製造業特にエレクトロニクスにおいて、日本以外のアジア新興国の躍進という背景があることは間違いなく、さらに中国という大市場における生産・販売からASEANにシフトをおこなった際、韓国などのメーカーがベトナムに集中立地したことは地政学的にも説明が付くことであろう。しかしながら、ベトナムにとってこうした投資ラッシュが長期的な産業の育成に繋がるかは疑問もある。昨今は貿易に関しては付加価値の統計も重視され始めており、輸出におけるその国で付与されたGDP比でみた付加価値率によれば、ASEAN10カ国の平均が35%、ベトナムはミャンマーと並び最低レベルの10%となっている。すなわち材料、部品の大半を輸入し、国内では労働集約的である組立工程をおこない輸出するという下請け的な構造であることを示唆している。

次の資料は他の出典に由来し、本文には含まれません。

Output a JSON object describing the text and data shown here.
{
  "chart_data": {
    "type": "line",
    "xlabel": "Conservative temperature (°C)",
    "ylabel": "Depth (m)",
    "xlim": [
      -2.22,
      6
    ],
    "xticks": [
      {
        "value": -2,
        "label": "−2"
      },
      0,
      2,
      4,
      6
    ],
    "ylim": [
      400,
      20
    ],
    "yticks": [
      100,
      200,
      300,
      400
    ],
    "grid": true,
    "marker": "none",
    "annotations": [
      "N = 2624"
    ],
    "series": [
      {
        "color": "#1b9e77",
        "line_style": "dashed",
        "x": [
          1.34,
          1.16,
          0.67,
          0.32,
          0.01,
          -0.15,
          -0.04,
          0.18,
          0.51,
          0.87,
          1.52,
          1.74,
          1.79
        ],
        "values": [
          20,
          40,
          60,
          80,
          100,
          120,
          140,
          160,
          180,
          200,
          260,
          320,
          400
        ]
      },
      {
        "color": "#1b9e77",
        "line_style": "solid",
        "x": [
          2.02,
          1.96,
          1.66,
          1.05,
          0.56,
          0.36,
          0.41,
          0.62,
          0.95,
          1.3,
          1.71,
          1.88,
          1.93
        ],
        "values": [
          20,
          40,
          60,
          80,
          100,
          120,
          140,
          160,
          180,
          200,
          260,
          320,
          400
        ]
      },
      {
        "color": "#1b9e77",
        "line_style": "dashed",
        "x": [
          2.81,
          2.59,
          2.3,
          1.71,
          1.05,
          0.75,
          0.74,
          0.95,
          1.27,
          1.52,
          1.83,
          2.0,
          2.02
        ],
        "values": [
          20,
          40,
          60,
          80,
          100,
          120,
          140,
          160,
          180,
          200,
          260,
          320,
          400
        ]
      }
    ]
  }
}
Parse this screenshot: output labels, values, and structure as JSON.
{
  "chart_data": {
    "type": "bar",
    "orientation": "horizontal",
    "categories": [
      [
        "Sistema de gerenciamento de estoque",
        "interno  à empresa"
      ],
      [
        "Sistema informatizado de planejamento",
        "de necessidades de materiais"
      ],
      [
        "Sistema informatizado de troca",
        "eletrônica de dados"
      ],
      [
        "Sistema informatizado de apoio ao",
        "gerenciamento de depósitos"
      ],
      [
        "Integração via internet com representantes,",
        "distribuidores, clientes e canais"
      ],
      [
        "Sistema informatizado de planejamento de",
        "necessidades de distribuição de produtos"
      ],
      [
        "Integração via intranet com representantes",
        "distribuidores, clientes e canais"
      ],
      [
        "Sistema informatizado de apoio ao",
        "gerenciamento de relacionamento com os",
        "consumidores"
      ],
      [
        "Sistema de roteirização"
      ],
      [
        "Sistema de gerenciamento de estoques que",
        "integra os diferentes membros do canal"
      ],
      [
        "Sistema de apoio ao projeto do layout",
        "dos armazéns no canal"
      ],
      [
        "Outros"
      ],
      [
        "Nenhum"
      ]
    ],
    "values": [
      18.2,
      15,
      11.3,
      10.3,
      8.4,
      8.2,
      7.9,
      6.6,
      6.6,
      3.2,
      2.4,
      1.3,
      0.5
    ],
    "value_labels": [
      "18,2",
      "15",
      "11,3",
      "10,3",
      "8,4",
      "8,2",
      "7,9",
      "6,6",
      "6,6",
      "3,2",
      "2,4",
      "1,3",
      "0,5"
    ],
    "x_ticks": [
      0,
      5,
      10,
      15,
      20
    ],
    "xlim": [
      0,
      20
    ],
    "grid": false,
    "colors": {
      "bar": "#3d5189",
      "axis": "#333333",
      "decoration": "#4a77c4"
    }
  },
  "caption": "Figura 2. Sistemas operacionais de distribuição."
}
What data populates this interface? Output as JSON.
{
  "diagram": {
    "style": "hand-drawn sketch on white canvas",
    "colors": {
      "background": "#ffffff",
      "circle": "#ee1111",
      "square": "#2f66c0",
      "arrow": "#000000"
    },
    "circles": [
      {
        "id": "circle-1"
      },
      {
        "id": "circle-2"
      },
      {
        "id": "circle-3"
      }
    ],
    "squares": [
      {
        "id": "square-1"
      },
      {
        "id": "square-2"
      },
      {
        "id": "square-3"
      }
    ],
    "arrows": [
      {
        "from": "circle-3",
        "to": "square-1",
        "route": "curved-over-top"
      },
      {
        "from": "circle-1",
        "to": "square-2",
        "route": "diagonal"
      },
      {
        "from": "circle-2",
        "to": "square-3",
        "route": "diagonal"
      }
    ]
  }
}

ベトナムについては、かつて輸出トップ品目が繊維・縫製品であった頃から、「中所得国の罠」という表現で裾野産業の充実が必要であるという産業構造の脆弱性が指摘されてきたが、それは現在でも大きく変わっていない。しかしながら外国投資の流入に加えて、ICT、観光業を始めとするサービス産業の育成も順次進んでいるのも確かである。現在のバブルとも言えるベトナム経済の好調が続く間に強固な産業基盤を整備することで、低位中進国から高位中進国へのステップアップを、マレーシア、タイとは少々異なる道筋で実現することは十分可能であるかも知れない。